Update: I get the same problem in this book: Continuous Martingales and Brownian motion. However I can't find how they construct the conditional expectation in this book either. There must be a simple answer for this since it is used in many books.

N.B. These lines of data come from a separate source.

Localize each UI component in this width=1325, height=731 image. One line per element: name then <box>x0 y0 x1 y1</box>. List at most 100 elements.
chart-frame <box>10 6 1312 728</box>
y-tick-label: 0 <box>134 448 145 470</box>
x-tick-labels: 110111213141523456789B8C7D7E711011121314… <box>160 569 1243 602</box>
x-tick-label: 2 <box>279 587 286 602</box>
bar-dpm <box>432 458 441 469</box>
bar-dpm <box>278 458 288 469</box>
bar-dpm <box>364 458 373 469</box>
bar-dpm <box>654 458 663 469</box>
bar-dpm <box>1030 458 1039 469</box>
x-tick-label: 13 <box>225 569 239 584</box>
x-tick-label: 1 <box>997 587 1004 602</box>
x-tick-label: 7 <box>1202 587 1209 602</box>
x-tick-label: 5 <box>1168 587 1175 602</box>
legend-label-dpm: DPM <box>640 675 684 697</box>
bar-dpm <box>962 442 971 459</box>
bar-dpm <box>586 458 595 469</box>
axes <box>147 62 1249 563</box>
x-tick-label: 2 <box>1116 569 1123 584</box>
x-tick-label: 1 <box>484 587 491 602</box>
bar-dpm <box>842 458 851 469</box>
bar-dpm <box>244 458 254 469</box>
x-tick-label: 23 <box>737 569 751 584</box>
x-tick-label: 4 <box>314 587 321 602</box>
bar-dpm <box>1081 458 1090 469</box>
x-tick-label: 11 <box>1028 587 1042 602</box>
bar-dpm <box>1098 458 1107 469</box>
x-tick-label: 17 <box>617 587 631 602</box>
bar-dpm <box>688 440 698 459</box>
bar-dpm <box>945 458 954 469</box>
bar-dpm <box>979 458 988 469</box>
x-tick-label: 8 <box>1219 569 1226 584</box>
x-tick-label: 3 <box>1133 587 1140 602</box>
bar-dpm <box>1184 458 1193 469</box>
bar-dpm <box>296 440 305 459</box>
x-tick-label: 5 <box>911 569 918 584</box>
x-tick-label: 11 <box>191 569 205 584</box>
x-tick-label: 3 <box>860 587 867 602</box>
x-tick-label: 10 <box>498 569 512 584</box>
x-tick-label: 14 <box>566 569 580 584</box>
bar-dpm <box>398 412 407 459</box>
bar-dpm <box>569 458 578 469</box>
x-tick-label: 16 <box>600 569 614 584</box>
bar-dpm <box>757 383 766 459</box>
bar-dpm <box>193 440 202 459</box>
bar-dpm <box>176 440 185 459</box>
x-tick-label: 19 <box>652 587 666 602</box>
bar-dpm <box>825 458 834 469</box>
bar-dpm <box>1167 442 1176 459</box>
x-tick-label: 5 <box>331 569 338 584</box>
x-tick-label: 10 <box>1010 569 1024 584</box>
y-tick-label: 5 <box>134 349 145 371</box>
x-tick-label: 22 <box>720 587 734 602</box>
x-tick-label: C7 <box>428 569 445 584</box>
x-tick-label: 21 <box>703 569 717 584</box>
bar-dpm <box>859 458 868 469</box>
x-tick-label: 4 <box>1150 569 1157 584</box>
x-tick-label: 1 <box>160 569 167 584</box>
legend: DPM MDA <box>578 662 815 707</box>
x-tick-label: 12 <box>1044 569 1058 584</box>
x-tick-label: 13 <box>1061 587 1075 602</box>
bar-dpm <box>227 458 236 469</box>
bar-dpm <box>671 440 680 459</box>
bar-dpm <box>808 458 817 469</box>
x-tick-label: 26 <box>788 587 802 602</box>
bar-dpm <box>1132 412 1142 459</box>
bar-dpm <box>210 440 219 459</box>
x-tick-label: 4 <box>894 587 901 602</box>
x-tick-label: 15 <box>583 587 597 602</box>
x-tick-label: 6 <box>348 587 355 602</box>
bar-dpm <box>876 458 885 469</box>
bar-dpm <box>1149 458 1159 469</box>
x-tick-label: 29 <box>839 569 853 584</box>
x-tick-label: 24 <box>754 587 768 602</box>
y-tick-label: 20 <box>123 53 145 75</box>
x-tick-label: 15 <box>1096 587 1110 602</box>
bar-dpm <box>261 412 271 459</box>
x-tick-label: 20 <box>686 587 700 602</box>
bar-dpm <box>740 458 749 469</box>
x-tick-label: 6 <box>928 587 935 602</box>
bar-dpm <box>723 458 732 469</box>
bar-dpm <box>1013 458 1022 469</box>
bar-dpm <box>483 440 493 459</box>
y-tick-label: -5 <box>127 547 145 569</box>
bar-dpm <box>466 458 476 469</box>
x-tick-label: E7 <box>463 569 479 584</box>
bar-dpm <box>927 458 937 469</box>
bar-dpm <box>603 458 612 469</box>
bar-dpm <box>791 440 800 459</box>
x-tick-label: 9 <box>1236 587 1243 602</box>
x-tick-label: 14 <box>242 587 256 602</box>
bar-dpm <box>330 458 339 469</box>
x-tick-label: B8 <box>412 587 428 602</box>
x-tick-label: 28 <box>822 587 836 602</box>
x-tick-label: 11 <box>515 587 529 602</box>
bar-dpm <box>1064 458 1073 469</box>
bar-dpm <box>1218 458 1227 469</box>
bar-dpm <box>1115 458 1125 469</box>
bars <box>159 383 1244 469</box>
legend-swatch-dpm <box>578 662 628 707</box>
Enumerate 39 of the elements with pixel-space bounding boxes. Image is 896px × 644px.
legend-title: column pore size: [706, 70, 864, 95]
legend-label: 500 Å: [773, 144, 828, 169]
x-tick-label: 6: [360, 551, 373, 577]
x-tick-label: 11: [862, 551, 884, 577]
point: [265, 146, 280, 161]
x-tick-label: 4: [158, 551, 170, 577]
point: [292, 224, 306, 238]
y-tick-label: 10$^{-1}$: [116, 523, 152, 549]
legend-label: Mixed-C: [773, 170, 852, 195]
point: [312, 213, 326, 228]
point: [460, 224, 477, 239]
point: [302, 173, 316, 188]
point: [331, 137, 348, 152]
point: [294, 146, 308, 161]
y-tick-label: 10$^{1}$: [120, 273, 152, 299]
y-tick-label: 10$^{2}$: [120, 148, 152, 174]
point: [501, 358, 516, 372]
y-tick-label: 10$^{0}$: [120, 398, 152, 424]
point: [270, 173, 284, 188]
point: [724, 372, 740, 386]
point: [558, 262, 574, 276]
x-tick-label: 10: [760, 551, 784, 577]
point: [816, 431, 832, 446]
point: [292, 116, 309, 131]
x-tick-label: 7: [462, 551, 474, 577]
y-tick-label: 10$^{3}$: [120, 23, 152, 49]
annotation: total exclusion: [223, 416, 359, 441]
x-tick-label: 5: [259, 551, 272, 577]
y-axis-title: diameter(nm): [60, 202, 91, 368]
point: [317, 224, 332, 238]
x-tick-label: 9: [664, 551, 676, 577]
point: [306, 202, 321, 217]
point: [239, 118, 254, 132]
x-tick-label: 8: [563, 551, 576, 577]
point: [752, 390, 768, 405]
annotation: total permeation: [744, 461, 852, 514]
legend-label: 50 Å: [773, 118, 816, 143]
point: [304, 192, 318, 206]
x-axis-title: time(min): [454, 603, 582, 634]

For any non-negative random variable $\xi$, if $E(\xi)<\infty$, the conditional expectation $E(\xi\mid \mathscr{G})$ is well defined, where $\mathscr{G}$ is a sub-$\sigma$-algebra. On the other hand, if $E(\xi)=\infty$, we consider, for $n\ge 1$, the random variable \begin{align*} \xi_n = \xi\, \mathbb{I}_{\xi < n}. \end{align*} Note that, $\{\xi_n\}_{n=1}^{\infty}$ is non-decreasing and \begin{align*} \lim_{n\rightarrow \infty}\xi_n = \xi, \end{align*} $P$-a.s. For each $n$, we define the set function $Q_n$ on the sub-$\sigma$-algebra $\mathscr{G}$ defined by \begin{align*} Q_n(A) = \int_A \xi_n dP, \end{align*} for $A \in \mathscr{G}$. Then $Q_n$ is a finite measure, and the Radon-Nikodym derivative $dQ_n/dP$ exists. That is, the conditional expectation $E(\xi_n \mid \mathscr{G})$ is well defined. Moreover, it can be shown that, for $n \ge 1$, \begin{align*} E(\xi_n \mid \mathscr{G}) \le E(\xi_{n+1} \mid \mathscr{G}), \end{align*} $P$-a.s. See Page 195 of this book. We then define \begin{align*} E(\xi\mid \mathscr{G}) = \lim_{n\rightarrow \infty}E(\xi_n \mid \mathscr{G}). \end{align*}
For any random variable $\eta$, the conditional expectation $E(\eta\mid \mathscr{G})$ is considered to be defined if \begin{align*} \min\left(E(\eta^+\mid \mathscr{G}), \, E(\eta^-\mid \mathscr{G}) \right) < \infty, \end{align*} $P$-a.s.